Wakil Ketua KPK Adnan Pandu Praja berbicara pada diskusi di kantor Indonesian Corruption Watch (ICW) didampingi perwakilan dari Centre for Strategic and International Studies (CSIS) Philips J. Vermonte (Kiri), Ade Irawan (Kedua Kanan), dan moderator Abdullah Dahlan (Kanan), Jakarta, Jumat (7/9). TEMPO/Dhemas Reviyanto
TEMPO.CO, Jakarta - Peneliti dari Indonesia Corruption Watch (ICW), Abdullah Dahlan, meminta pemerintah mendorong tindakan pemiskinan koruptor sebagai langkah yang harus diambil untuk memberi efek jera. "Untuk melumpuhkan kemampuan finansial koruptor," ujarnya saat dihubungi Tempo, Rabu, 30 Oktober 2013.
Ia menjelaskan, dalam beberapa kasus korupsi, seorang koruptor masih mampu menyewa pengacara dengan biaya mahal. Abdullah mengkhawatirkan hal itu berpengaruh terhadap proses peradilan. Ia menyebut, sebenarnya payung hukum untuk pemiskinan koruptor sudah ada. "Ada Undang-Undang Tindak Pidana Korupsi dan Tindak Pidana Pencucian Uang," kata dia.
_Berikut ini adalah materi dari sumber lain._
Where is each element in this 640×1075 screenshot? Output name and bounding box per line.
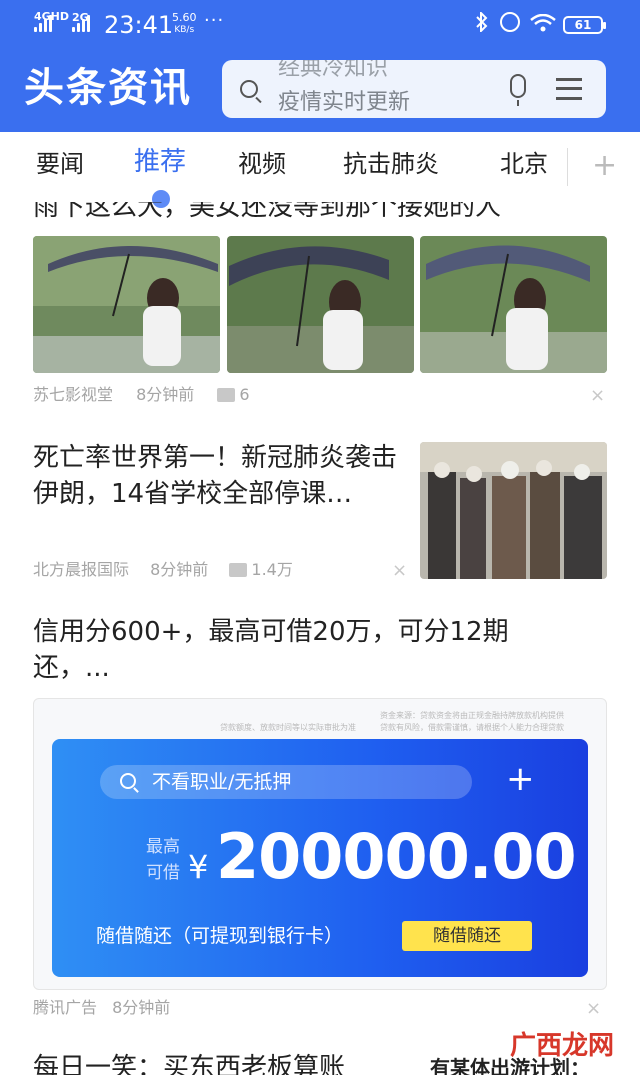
dismiss-article-button[interactable]: × bbox=[590, 386, 605, 406]
article-meta: 腾讯广告 8分钟前 bbox=[33, 998, 170, 1018]
scan-icon[interactable] bbox=[556, 76, 582, 102]
tab-yaowen[interactable]: 要闻 bbox=[36, 148, 84, 180]
ad-label-max: 最高 bbox=[146, 837, 180, 857]
ad-label-borrow: 可借 bbox=[146, 863, 180, 883]
article-meta: 苏七影视堂 8分钟前 6 bbox=[33, 385, 250, 405]
microphone-icon[interactable] bbox=[510, 74, 526, 106]
article-image[interactable] bbox=[420, 236, 607, 373]
ad-fine-print: 贷款额度、放款时间等以实际审批为准 bbox=[220, 723, 356, 732]
article-source: 北方晨报国际 bbox=[33, 560, 130, 579]
network-speed: 5.60 KB/s bbox=[172, 12, 197, 36]
ad-banner[interactable]: 资金来源：贷款资金将由正规金融持牌放款机构提供 贷款额度、放款时间等以实际审批为… bbox=[33, 698, 607, 990]
tab-tuijian[interactable]: 推荐 bbox=[134, 146, 186, 178]
alarm-icon bbox=[500, 12, 520, 32]
plus-icon: + bbox=[506, 759, 535, 799]
search-hint: 疫情实时更新 bbox=[278, 90, 411, 115]
ad-note: 随借随还（可提现到银行卡） bbox=[96, 925, 344, 947]
article-title[interactable]: 每日一笑：买东西老板算账 bbox=[33, 1050, 345, 1075]
wifi-icon bbox=[530, 13, 556, 32]
ad-search-box: 不看职业/无抵押 bbox=[100, 765, 472, 799]
comment-icon bbox=[217, 388, 236, 402]
tab-divider bbox=[567, 148, 568, 186]
ad-source: 腾讯广告 bbox=[33, 998, 98, 1017]
article-time: 8分钟前 bbox=[112, 998, 171, 1017]
more-notifications-icon: ··· bbox=[204, 10, 225, 31]
dismiss-article-button[interactable]: × bbox=[586, 999, 601, 1019]
clock: 23:41 bbox=[104, 11, 174, 39]
ad-fine-print: 资金来源：贷款资金将由正规金融持牌放款机构提供 bbox=[380, 711, 564, 720]
speed-unit: KB/s bbox=[174, 25, 195, 35]
add-channel-button[interactable]: + bbox=[592, 148, 617, 184]
battery-icon: 61 bbox=[563, 16, 606, 34]
ad-search-text: 不看职业/无抵押 bbox=[152, 771, 292, 793]
search-icon bbox=[240, 80, 258, 98]
search-bar[interactable]: 经典冷知识 疫情实时更新 bbox=[222, 60, 606, 118]
article-source: 苏七影视堂 bbox=[33, 385, 114, 404]
ad-title[interactable]: 信用分600+，最高可借20万，可分12期还，... bbox=[33, 614, 573, 686]
article-image[interactable] bbox=[420, 442, 607, 579]
watermark-logo: 广西龙网 bbox=[510, 1031, 615, 1061]
ad-amount: 200000.00 bbox=[216, 820, 577, 893]
signal-strength-icon bbox=[34, 14, 56, 32]
article-meta: 北方晨报国际 8分钟前 1.4万 bbox=[33, 560, 293, 580]
signal-strength-icon-2 bbox=[72, 14, 94, 32]
tab-beijing[interactable]: 北京 bbox=[500, 148, 548, 180]
tab-kangji-feiyan[interactable]: 抗击肺炎 bbox=[343, 148, 439, 180]
channel-tabs: 要闻 推荐 视频 抗击肺炎 北京 bbox=[0, 132, 640, 202]
article-time: 8分钟前 bbox=[150, 560, 209, 579]
search-hint-previous: 经典冷知识 bbox=[278, 60, 389, 81]
ad-cta-button[interactable]: 随借随还 bbox=[402, 921, 532, 951]
app-header: 4GHD 2G 23:41 5.60 KB/s ··· 61 头条资讯 经典冷知… bbox=[0, 0, 640, 132]
currency-symbol: ¥ bbox=[188, 848, 209, 886]
bluetooth-icon bbox=[476, 10, 488, 37]
comment-count: 6 bbox=[239, 385, 250, 404]
article-image[interactable] bbox=[227, 236, 414, 373]
article-title[interactable]: 雨下这么大，美女还没等到那个接她的人 bbox=[33, 202, 501, 222]
tab-shipin[interactable]: 视频 bbox=[238, 148, 286, 180]
article-time: 8分钟前 bbox=[136, 385, 195, 404]
article-image[interactable] bbox=[33, 236, 220, 373]
app-brand-title: 头条资讯 bbox=[24, 65, 192, 111]
article-title[interactable]: 死亡率世界第一！新冠肺炎袭击伊朗，14省学校全部停课… bbox=[33, 440, 405, 512]
dismiss-article-button[interactable]: × bbox=[392, 561, 407, 581]
ad-fine-print: 贷款有风险，借款需谨慎，请根据个人能力合理贷款 bbox=[380, 723, 564, 732]
news-feed[interactable]: 雨下这么大，美女还没等到那个接她的人 苏七影视堂 8分钟前 6 × 死亡率世界第… bbox=[0, 202, 640, 1075]
speed-value: 5.60 bbox=[172, 11, 197, 24]
search-icon bbox=[120, 773, 136, 789]
comment-count: 1.4万 bbox=[251, 560, 293, 579]
ad-creative: 不看职业/无抵押 + 最高 可借 ¥ 200000.00 随借随还（可提现到银行… bbox=[52, 739, 588, 977]
status-bar: 4GHD 2G 23:41 5.60 KB/s ··· 61 bbox=[0, 0, 640, 50]
comment-icon bbox=[229, 563, 248, 577]
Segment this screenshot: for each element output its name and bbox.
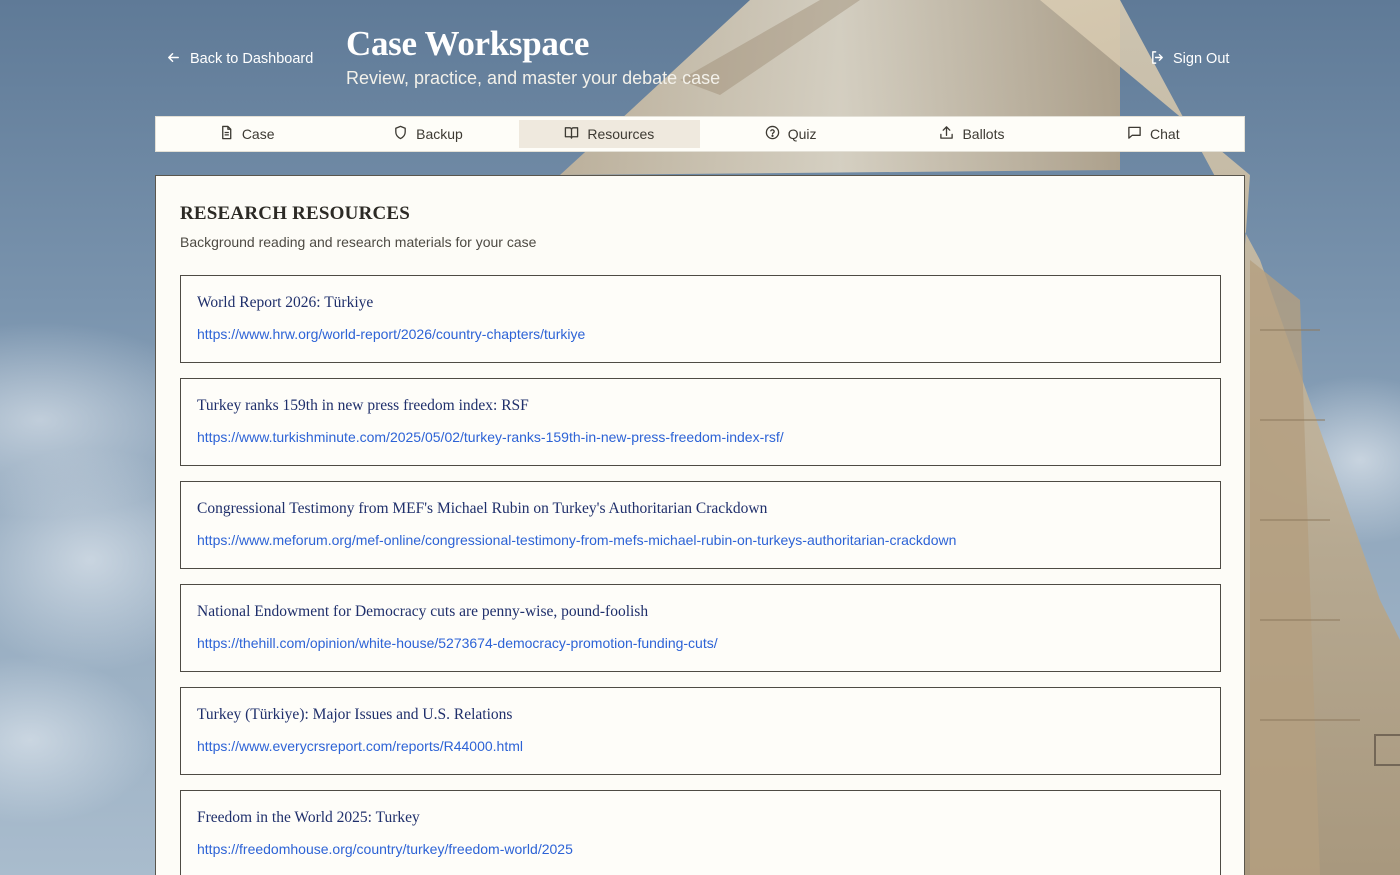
resource-card: National Endowment for Democracy cuts ar… (180, 584, 1221, 672)
arrow-left-icon (166, 50, 181, 69)
sign-out-button[interactable]: Sign Out (1150, 48, 1229, 70)
resource-card: Turkey ranks 159th in new press freedom … (180, 378, 1221, 466)
resource-title-link[interactable]: Turkey ranks 159th in new press freedom … (197, 397, 529, 415)
back-to-dashboard-link[interactable]: Back to Dashboard (166, 48, 313, 70)
sign-out-label: Sign Out (1173, 51, 1230, 67)
tab-backup-label: Backup (416, 126, 463, 142)
tab-case-label: Case (241, 126, 275, 142)
resource-url-link[interactable]: https://www.meforum.org/mef-online/congr… (197, 532, 956, 548)
workspace-tabs: Case Backup Resources Quiz Ballots Chat (155, 116, 1245, 152)
tab-quiz-label: Quiz (787, 126, 817, 142)
resource-url-link[interactable]: https://www.turkishminute.com/2025/05/02… (197, 429, 784, 445)
resource-title-link[interactable]: Congressional Testimony from MEF's Micha… (197, 500, 767, 518)
tab-case[interactable]: Case (156, 117, 337, 151)
page-title: Case Workspace (346, 24, 590, 63)
resource-url-link[interactable]: https://www.everycrsreport.com/reports/R… (197, 738, 523, 754)
question-circle-icon (765, 125, 780, 143)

Abdullah mengungkapkan, tindakan pemiskinan koruptor telah dilakukan Komisi Pemberantasan Korupsi (KPK) dalam kasus yang melibatkan Inspektur Jenderal Djoko Susilo. Sementara itu, ia melanjutkan, Kepolisian masih menghadapi tantangan untuk membersihkan lembaga tersebut dari praktek korupsi.
"Minimal sudah ada tindakan untuk Labora Sitorus," ucap Abdullah. Ia berpendapat, tindakan pemiskinan harus dilakukan untuk setiap koruptor, termasuk untuk Kepala Subdirektorat Ekspor Direktorat Jenderal Bea dan Cukai Heru Sulastyono.
Direktur Tindak Pidana Ekonomi Khusus Bareskrim Polri, Brigadir Jenderal Arif Sulistyo, mengatakan modus suap yang dilakukan pengusaha Yusran Arif kepada Heru Sulastyono berbeda dengan kasus pada umumnya. "Ini suap gaya baru," kata Arif di Markas Besar Kepolisian, Selasa, 29 Oktober 2013.